Les parties plaidant au bénéfice de l'assistance judiciaire, la part des frais leur incombant sera provisoirement laissée à la charge de l'Etat de Genève (art. 122 al. 1 let. b CPC), qui pourra en demander le remboursement ultérieurement aux conditions de l'art. 123 al. 1 CPC.

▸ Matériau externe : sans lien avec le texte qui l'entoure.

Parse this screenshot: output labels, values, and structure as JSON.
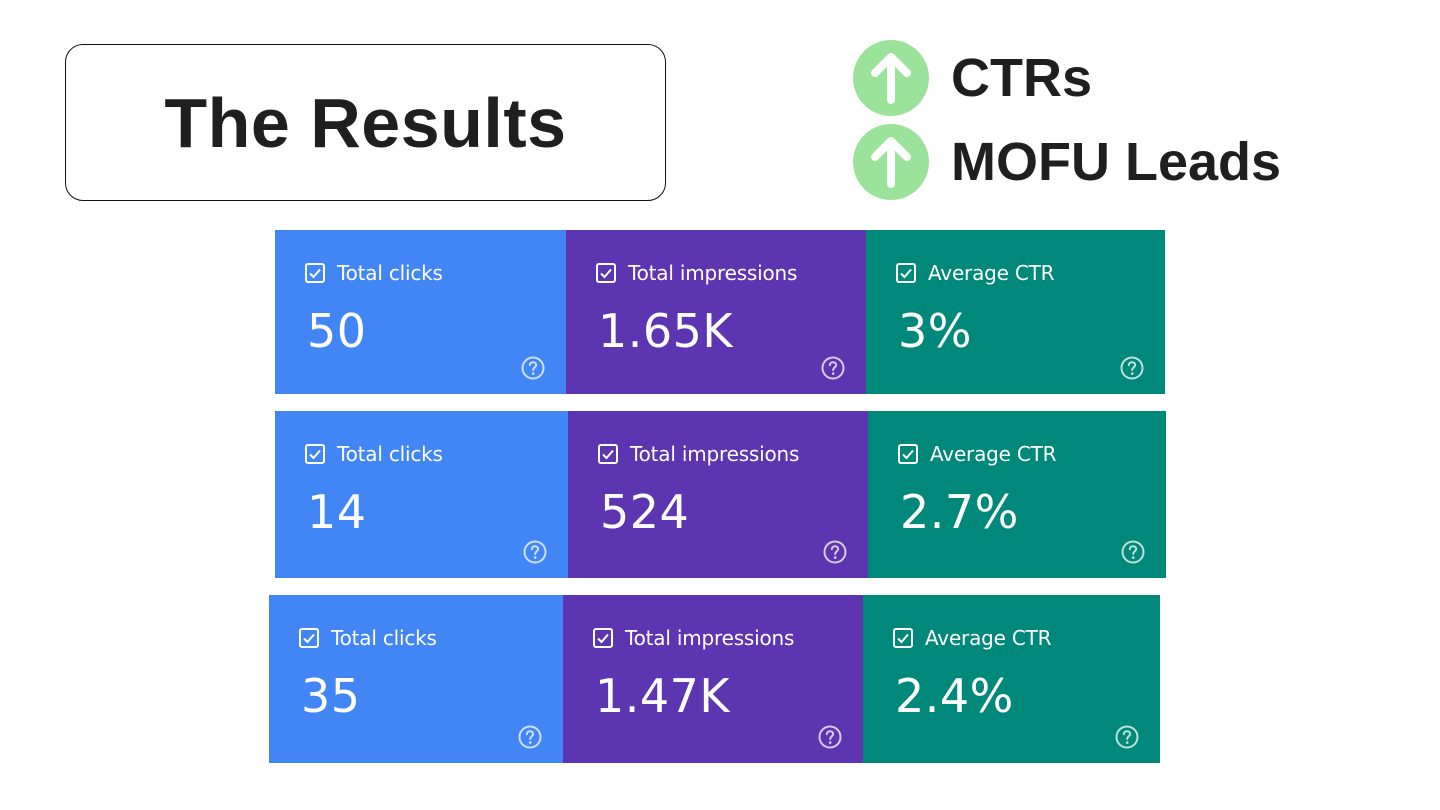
{
  "title": "The Results",
  "highlights": [
    {
      "label": "CTRs",
      "icon": "arrow-up-circle-icon"
    },
    {
      "label": "MOFU Leads",
      "icon": "arrow-up-circle-icon"
    }
  ],
  "colors": {
    "clicks": "#4285f4",
    "impressions": "#5e35b1",
    "ctr": "#00897b",
    "up_icon": "#9be29b",
    "text": "#1f1f1f"
  },
  "metric_rows": [
    {
      "clicks": {
        "label": "Total clicks",
        "value": "50"
      },
      "impressions": {
        "label": "Total impressions",
        "value": "1.65K"
      },
      "ctr": {
        "label": "Average CTR",
        "value": "3%"
      }
    },
    {
      "clicks": {
        "label": "Total clicks",
        "value": "14"
      },
      "impressions": {
        "label": "Total impressions",
        "value": "524"
      },
      "ctr": {
        "label": "Average CTR",
        "value": "2.7%"
      }
    },
    {
      "clicks": {
        "label": "Total clicks",
        "value": "35"
      },
      "impressions": {
        "label": "Total impressions",
        "value": "1.47K"
      },
      "ctr": {
        "label": "Average CTR",
        "value": "2.4%"
      }
    }
  ]
}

Pour les mêmes motifs, chaque partie conservera à sa charge ses propres dépens d'appel (art. 106 al. 2 et 107 al. 1 let. c CPC).

* * * * *


 


PAR CES MOTIFS,
La Chambre civile :

A la forme :

Déclare recevable l'appel interjeté le 28 juin 2024 par A______ contre le jugement JTPI/7474/2024 rendu le 17 juin 2024 par le Tribunal de première instance dans la cause C/25264/2023-21.

Au fond :

Annule le chiffre 9 du dispositif du jugement entrepris et statuant à nouveau sur ce point :

Condamne B______ à payer à A______, par mois et d'avance, allocations familiales non comprises, entre le 1er août et le 31 octobre 2024, une contribution d'entretien globale de 1'500 fr. par mois en faveur des enfants C______, D______ et E______.

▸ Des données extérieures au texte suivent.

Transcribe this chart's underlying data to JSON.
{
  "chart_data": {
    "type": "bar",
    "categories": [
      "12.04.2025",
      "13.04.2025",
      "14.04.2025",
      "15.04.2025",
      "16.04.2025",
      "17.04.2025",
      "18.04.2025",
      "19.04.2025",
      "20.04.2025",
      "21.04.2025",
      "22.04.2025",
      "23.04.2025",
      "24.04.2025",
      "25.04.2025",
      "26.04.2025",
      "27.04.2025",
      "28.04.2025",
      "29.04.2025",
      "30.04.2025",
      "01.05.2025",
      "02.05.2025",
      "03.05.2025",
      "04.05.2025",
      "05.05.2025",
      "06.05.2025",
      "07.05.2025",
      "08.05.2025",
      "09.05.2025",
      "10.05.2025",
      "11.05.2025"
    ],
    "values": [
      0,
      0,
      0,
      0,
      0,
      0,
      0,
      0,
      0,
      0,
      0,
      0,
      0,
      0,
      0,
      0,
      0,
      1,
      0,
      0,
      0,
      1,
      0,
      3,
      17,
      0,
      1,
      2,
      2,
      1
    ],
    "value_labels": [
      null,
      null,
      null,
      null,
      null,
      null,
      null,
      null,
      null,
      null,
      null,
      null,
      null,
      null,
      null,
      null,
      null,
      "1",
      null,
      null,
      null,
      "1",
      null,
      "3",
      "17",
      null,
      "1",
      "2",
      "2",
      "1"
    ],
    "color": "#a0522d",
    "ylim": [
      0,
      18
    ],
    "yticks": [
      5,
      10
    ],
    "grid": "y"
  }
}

Condamne B______ à payer à A______, par mois et d'avance, allocations familiales non comprises, à compter du 1er novembre 2024, une contribution à l'entretien de chacun des enfants de 665 fr. en faveur de C______ et D______ et de 425 fr. en faveur de E______.

Confirme le jugement entrepris pour le surplus.

Déboute les parties de toutes autres conclusions.

Sur les frais :

Arrête les frais judiciaires d'appel à 800 fr. et les met à la charge des parties par moitié chacune.

Laisse provisoirement la part des frais judiciaires d'appel de A______ et de B______ à la charge de l'Etat de Genève.

Dit que chaque partie supporte ses propres dépens d'appel.

Siégeant :

Monsieur Cédric-Laurent MICHEL, président; Madame Paola CAMPOMAGNANI, Madame Stéphanie MUSY, juges; Madame Emilie FRANÇOIS, greffière.

 

 

 

 

Indication des voies de recours :

 

Conformément aux art. 72 ss de la loi fédérale sur le Tribunal fédéral du 17 juin 2005 (LTF; RS 173.110), le présent arrêt peut être porté dans les trente jours qui suivent sa notification avec expédition complète (art. 100 al. 1 LTF) par-devant le Tribunal fédéral par la voie du recours en matière civile.

 

Le recours doit être adressé au Tribunal fédéral, 1000 Lausanne 14.

 

Valeur litigieuse des conclusions pécuniaires au sens de la LTF supérieure ou égale à 30'000 fr.